京都の大徳寺付近で産まれる。『徳川実紀』によれば、父は関白・二条光平の家司(けいし)である北小路〈本庄〉太郎兵衛宗正だが、実際の出身はもっと低い身分であるという噂が生前からあった。
桂昌院と同時代の人物の記録では、朝日重章〈尾張藩士〉の日記『鸚鵡籠中記(おうむろうちゅうき)』に、従一位の官位を賜ったときに西陣織屋の娘であるという落首〈立札〉があったことが記されており、また戸田茂睡(もすい)〈歌学者〉の『御当代記』に畳屋の娘という説が記されている。黒川道祐の『遠碧軒記』人倫部は二条家家司北小路宮内が「久しく使ふ高麗人の女」に産ませた娘とする。
死後やや経ってからの『元正間記』には大根売りの妹、さらに後の時代の『玉輿記』には、父は八百屋の仁左衛門で養父が北小路太郎兵衛宗正という説が記されている。
しばしば「玉の輿」の語源とされるが、俗説に過ぎないようである。大徳寺塔頭の総見院では、「玉の輿」の玉とは桂昌院のことと語り伝えていた。また、京都の今宮神社の名物〈あぶり餅〉は玉のような餅を食べ、玉〈桂昌院〉のようなご利益をあやかろうとしたという言い伝えがある。
江戸時代のお玉という女性のことだとする説がある。八百屋の娘として産まれたお玉は、三代将軍徳川家光の側室となり、五代将軍となる綱吉を産んだ。綱吉が将軍となった後に、官位は従一位となったが、これは春日局の従二位すら超えており、女性としては最高位である。八百屋の娘が将軍の側室となることによってそのように登りつめたことより、「玉の輿」という言葉と彼女の名前である「お玉」そしてその人生を結び付けて、現在の意味が生まれたとする由来譚である。

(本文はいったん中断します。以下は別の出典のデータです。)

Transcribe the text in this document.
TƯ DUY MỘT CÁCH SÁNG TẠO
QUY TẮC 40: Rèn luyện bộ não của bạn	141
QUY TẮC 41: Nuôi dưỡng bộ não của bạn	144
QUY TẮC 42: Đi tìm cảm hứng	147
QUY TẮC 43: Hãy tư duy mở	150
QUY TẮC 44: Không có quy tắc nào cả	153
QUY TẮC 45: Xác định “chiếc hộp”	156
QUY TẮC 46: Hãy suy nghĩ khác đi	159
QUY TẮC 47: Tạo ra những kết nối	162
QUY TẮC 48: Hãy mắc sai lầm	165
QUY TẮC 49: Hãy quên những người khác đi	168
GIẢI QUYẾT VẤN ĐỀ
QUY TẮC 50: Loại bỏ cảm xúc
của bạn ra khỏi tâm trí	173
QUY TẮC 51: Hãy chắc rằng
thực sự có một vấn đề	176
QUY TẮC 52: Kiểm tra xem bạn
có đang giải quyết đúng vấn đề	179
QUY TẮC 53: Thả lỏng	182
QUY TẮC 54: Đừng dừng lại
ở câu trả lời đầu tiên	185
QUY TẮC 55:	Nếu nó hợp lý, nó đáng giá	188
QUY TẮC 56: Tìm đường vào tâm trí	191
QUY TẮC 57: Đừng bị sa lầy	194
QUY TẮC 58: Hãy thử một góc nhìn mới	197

玉の輿の玉とは、三代将軍徳川家光に見初められ、京都の西陣の身分の低い八百屋の娘として産まれたお玉が、当時、格も高く由緒もあった西陣の大店である本庄家に養女と出され、江戸まで輿に乗って嫁いだことから、玉の輿という諺が生まれたとされる。現在もそのお玉を養女に入れた本庄家は存在し、本庄家のある京都市上京区芝大宮町の鉾は菊の御紋が入っている。